Pourquoi le sujet du passeport biologique divise autant
Dans les commentaires, deux visions du sport s’opposent frontalement. D’un côté, certains considèrent qu’une sanction liée au passeport biologique revient quasiment à un contrôle positif indirect. De l’autre, plusieurs personnes rappellent qu’un passeport biologique ne détecte pas directement un produit dopant, mais des variations physiologiques considérées comme anormales.
Le passeport biologique fonctionne en réalité comme un suivi longitudinal des paramètres sanguins et hormonaux d’un athlète. Lorsqu’une évolution est jugée incompatible avec un fonctionnement physiologique normal, les instances antidopage peuvent ouvrir une procédure. C’est précisément ce qui s’est produit dans le dossier Bonnamour.
L’ancien coureur professionnel, lui, a toujours clamé son innocence. Selon L’Équipe, il avait expliqué avoir renoncé à se défendre devant les juridictions sportives principalement pour des raisons financières.
Le trail confronté à un vieux problème venu du cyclisme
Cette victoire pose aussi une question plus large pour le trail. Depuis plusieurs années, la discipline attire de plus en plus d’anciens cyclistes professionnels. Certains arrivent avec un énorme moteur physiologique construit après des années de très haut niveau. Et forcément, cela alimente parfois la méfiance d’une partie des traileurs.
Le problème, c’est que dans l’imaginaire collectif, le cyclisme reste historiquement associé aux affaires de dopage. Résultat : dès qu’un ancien coureur performe en trail, une partie du public fait immédiatement le rapprochement, même sans élément nouveau.
Franck Bonnamour, lui, semble aujourd’hui pleinement engagé dans sa reconversion sportive. Dans son interview au Télégramme, il explique courir régulièrement en trail pour garder sa motivation, évoque déjà des envies d’ultra-trail comme la Diagonale des Fous et parle également de sa reconversion professionnelle dans le coaching sportif et le commerce.
Une victoire sportive… mais un débat qui ne s’éteindra pas
Sportivement, il faut reconnaître que gagner un trail breton réputé comme le Trail des Embruns n’a rien d’anodin. Le parcours est exigeant, très roulant par moments mais aussi nerveux, avec une vraie dimension tactique. Et Bonnamour possède évidemment un énorme bagage d’endurance hérité du cyclisme professionnel.

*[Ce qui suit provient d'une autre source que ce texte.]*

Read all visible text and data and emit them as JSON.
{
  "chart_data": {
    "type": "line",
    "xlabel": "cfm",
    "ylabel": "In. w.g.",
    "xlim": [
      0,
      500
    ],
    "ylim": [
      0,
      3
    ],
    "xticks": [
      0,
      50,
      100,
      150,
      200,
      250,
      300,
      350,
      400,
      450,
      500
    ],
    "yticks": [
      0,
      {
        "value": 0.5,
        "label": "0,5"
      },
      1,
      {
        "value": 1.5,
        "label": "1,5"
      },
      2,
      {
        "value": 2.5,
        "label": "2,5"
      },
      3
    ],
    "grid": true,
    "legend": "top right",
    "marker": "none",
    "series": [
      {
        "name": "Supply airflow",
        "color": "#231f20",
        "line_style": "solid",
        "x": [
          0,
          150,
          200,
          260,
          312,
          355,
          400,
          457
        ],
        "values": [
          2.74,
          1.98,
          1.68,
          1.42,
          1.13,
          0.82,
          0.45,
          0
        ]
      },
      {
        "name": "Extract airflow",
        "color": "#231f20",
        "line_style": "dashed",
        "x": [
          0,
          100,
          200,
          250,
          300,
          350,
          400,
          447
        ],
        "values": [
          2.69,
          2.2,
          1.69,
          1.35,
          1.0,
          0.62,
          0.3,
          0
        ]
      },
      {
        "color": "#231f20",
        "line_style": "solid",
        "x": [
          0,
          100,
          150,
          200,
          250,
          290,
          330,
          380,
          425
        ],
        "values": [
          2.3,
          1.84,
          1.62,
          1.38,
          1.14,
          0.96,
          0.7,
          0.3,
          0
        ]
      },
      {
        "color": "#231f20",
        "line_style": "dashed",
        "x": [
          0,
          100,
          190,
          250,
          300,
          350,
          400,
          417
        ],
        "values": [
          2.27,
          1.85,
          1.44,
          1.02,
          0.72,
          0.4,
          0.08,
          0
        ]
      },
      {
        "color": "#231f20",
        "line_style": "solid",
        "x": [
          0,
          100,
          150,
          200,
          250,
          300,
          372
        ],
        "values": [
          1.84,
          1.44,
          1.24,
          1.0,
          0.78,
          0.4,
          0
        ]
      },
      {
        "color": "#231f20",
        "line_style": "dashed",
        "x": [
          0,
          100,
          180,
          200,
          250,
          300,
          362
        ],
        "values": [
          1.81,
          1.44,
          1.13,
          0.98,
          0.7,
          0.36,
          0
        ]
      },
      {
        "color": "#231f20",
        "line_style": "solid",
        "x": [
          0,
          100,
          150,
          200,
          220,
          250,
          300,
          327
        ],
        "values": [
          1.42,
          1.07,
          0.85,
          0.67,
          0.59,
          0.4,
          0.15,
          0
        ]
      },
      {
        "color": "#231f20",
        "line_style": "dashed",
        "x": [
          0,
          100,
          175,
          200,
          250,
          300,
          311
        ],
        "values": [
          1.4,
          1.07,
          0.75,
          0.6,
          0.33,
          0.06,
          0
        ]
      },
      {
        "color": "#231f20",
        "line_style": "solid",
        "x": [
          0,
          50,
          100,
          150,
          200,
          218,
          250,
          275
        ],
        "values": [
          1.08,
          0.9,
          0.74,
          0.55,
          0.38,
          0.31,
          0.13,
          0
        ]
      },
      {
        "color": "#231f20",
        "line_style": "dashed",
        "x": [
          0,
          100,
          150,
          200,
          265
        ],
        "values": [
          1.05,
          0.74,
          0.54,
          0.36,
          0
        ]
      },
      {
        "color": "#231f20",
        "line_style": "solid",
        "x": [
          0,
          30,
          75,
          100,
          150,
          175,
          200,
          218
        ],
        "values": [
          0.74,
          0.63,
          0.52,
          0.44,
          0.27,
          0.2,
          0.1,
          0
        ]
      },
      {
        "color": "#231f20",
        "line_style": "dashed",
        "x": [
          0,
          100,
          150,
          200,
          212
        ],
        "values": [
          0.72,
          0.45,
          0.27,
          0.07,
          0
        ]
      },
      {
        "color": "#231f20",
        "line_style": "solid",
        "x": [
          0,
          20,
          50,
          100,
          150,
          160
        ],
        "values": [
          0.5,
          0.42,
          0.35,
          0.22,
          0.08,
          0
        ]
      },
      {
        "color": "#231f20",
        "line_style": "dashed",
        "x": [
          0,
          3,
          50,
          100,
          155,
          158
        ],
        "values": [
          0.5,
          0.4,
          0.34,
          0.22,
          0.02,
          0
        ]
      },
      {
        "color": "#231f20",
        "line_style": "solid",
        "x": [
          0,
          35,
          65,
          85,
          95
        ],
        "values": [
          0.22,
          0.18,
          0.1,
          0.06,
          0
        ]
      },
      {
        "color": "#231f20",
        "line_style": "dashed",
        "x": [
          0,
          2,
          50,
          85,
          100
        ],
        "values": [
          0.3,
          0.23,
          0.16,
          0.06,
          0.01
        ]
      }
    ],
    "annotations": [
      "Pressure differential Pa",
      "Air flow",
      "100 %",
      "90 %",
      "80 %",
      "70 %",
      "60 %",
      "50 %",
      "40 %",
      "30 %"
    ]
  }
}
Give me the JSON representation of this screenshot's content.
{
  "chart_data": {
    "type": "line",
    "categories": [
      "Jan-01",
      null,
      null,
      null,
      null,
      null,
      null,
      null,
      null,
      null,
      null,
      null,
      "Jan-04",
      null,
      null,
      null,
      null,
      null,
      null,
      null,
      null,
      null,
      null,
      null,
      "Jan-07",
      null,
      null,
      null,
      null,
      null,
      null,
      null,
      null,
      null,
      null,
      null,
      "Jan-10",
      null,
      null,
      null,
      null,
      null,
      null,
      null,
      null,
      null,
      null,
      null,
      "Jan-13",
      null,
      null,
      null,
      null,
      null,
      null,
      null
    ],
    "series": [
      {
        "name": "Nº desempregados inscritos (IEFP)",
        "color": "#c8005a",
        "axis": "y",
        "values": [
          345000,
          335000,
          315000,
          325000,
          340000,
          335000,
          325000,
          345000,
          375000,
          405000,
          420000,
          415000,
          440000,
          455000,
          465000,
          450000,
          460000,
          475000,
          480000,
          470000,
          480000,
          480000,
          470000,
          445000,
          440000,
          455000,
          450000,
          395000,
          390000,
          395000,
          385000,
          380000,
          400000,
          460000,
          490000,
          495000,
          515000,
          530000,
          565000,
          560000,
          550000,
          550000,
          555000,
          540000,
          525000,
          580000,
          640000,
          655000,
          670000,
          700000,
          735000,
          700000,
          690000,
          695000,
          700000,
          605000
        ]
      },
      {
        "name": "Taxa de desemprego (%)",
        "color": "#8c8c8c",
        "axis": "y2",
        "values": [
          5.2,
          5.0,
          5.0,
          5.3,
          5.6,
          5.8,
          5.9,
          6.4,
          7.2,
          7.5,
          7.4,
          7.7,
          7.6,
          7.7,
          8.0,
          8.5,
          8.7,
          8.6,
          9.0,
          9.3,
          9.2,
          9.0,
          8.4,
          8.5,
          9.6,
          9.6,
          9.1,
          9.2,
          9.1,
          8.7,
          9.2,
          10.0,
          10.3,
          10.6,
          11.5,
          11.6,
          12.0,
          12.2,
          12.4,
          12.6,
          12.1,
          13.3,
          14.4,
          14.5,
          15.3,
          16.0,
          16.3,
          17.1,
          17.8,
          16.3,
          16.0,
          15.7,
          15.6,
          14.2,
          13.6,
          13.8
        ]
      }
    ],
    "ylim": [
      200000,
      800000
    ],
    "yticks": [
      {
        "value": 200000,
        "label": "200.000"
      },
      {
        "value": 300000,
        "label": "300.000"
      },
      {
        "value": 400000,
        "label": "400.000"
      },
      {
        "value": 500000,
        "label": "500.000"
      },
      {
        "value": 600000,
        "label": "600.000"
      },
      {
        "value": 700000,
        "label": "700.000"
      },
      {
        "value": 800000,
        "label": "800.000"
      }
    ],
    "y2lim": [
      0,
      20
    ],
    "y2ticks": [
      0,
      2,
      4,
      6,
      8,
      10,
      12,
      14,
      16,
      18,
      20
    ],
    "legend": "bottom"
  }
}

Mais dans le sport moderne, les performances ne sont plus seulement jugées chronomètre en main. Elles sont aussi analysées à travers le prisme de la confiance, de l’historique des athlètes et du rapport du public au dopage.
Le trail n’échappera probablement jamais totalement à ces polémiques
Le succès grandissant du trail attire désormais des profils venus de tous les sports d’endurance : cyclisme, ski de fond, triathlon, aviron ou encore course sur route. Avec cette professionnalisation progressive, les questions liées au dopage, à la crédibilité des performances et à la confiance du public deviennent inévitables.
Et l’affaire Franck Bonnamour montre surtout une chose : même sur un trail régional breton, le passé d’un athlète peut aujourd’hui ressurgir instantanément dans les commentaires des réseaux sociaux.
Le chrono passe parfois au second plan. Le débat, lui, continue de courir.